The Burgtheater’s new hairdresser was 20-year-old Fanny Feifalik. Sisi invited her for interview and offered her a massive pay rise to become her exclusive hairdresser. The salary of 2,000 gulden was the same as a university professor and not far short of the stars of the Burgtheater.
Fanny accepted in 1863 and the results of her work were recorded by painter Franz Xaver Winterhalter two years later. The most-famous painting of Sisi shows her with stars plaited into her hair. Fanny went everywhere with Empress Elisabeth and inevitably became one of her confidants. She soon learnt to flatter Sisi by hiding any hairs that she brushed out and then showing Empress Elisabeth a clean comb.
Within three years of starting to work for Sisi, Fanny Angerer announced she wished to marry a bank official Hugo Feifalik. Court rules said that if Fanny married Hugo she would have to leave Sisi’s service. Elisabeth persuaded Emperor Franz Joseph to allow Fanny to stay.

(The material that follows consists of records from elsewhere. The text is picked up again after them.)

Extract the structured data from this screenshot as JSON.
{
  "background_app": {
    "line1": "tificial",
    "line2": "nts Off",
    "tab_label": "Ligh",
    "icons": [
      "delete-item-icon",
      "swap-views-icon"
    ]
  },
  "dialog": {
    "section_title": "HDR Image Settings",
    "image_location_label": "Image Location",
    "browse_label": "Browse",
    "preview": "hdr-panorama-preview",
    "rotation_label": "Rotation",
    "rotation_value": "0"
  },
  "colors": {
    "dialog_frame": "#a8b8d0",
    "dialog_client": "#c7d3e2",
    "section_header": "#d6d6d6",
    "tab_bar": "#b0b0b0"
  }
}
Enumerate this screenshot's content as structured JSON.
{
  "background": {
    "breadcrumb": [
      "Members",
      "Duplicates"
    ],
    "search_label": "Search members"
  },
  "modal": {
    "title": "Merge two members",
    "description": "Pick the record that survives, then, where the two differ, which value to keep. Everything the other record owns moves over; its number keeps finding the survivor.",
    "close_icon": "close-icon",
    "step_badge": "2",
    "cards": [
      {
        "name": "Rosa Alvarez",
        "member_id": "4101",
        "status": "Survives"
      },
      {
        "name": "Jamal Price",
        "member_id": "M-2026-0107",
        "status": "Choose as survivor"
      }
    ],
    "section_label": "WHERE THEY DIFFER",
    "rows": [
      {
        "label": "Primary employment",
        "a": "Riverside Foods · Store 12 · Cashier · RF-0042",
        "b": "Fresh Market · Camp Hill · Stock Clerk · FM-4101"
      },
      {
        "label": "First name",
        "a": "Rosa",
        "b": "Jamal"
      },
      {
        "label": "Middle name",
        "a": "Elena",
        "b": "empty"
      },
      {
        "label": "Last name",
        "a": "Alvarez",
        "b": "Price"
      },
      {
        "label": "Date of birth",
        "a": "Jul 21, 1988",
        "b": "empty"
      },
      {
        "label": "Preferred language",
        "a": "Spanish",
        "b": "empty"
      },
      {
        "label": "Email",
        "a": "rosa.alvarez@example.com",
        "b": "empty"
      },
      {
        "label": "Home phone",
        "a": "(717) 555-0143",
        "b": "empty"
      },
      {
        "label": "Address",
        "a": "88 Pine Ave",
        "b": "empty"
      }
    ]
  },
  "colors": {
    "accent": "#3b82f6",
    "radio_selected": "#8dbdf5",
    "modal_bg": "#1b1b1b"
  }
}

Hugo Feifalik was able to travel with Fanny because he was made one of Sisi’s secretaries and he later became Reisemarschall (travel manager), a senior executive and finally Treasurer of the Order of the Starry Cross Sternkreuz-Orden, which is still awarded to Catholic ladies and was headed by Empress Elisabeth.
Inevitably Fanny and the ladies-in-waiting were jealous of each other. They had precedent over her; she spent many hours with Sisi. The Emperor also complained about Fanny’s influence on the Empress.
Photographs show that Fanny had a close resemblance to Empress Elisabeth. This allowed the ever-shy Sisi to use Fanny as her double and avoid the crowds gathered to see her. When crowds gathered on the cliff tops to watch Sisi bathing at Ventnor it was undoubtedly Fanny who they saw going into the sea. It was a ruse that Sisi also used on occasions in Europe.
After the Empress’s murder, Fanny Feifalik retired and received a court pension. She died on 14 July 1911 at the age of 69, her husband Hugo followed her three years later, in 1914.